Hope Worldwideis a faith-based organization founded in 1991, with programs serving disadvantaged children and the elderly, providing education and delivering medical services in developing communities. With its $500,000 grant, it will expand of its Saturday Community School Program, in which volunteers provide academic enrichment and instruction, to include a program in Philadelphia. The program currently operates in Los Angeles, Chicago, Miami, New York, Patterson, N.J., and Washington, D.C. This project compliments efforts by other national service programs through its uses of a Saturday program model, rather than an after school model. The activities will result in at least 5,000 new volunteers, recruited by 150 current Saturday School volunteers.

National Association of Community Health Centers provides professional support services to more than 800 community health centers furnishing needed preventative and primary health care to medically underserved communities in over 2,000 sites nationwide. The $500,000 grant will be used to expand the Community HealthCorps from serving 40 communities in 14 states to serving hundreds of communities in at least 30 states; and building capacity of non-HealthCorps health centers to establish new volunteer programs or expand existing programs. In this first year, NACHC expects that health centers will recruit 1,000 new volunteers. Within five years, NACHC anticipates that more than 2,500 AmeriCorps members will be serving nationwide.

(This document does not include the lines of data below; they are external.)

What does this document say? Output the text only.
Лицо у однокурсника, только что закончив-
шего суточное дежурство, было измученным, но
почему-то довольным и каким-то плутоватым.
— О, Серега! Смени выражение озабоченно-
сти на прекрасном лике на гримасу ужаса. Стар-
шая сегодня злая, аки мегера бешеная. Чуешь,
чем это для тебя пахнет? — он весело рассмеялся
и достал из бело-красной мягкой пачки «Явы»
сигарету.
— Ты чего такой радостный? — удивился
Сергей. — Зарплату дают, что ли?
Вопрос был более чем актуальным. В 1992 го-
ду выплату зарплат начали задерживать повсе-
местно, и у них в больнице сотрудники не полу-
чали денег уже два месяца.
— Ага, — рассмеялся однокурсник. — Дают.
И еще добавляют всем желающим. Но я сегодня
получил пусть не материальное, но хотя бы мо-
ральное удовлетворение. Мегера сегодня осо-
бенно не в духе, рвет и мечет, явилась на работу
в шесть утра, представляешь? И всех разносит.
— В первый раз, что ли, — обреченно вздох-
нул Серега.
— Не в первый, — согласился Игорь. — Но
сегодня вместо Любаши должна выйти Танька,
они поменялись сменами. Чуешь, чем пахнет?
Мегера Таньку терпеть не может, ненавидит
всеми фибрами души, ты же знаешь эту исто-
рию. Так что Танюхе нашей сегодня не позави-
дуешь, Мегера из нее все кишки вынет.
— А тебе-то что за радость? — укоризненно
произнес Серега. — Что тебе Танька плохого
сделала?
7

The New Mexico Community Foundation serves and invests in New Mexico's communities, building community resources and partnerships, with a special emphasis on rural communities. The foundation will sub-grant its $500,000 grant to member organizations to support the development of state-wide service and volunteerism. The collaborative focus is on the expansion of the volunteer management infrastructure of community and faith-based organizations and increasing the integration of service-learning into school and college curricula. More than 50 percent of all New Mexico public high schools will participate in service-learning programs, exposing nearly 20,000 high school students to service concepts, program development, and community service opportunities. In addition, 100 new organizations will be trained in strategic planning, volunteer recruitment, mobilization and management, and other infrastructure building skills. The grant also includes creation of the Center for Volunteer Action and Nonprofit Management Assistance at Volunteer Albuquerque.

Teach for America is a national professional corps of recent college graduates of all academic majors, who commit two years to teach in urban and rural public schools. More than 9,000 members have participated in TFA since its inception in 1990, with a goal of impacting the educational disparities that cause students in low-income areas to achieve at levels lower than their peers in higher-income areas and as a result, they do not have access to the greater life prospect that comes with academic success. TFA will use its $2 million grant to expand its corps by 40 percent, providing another 800 teachers for thousands of additional students in the first year.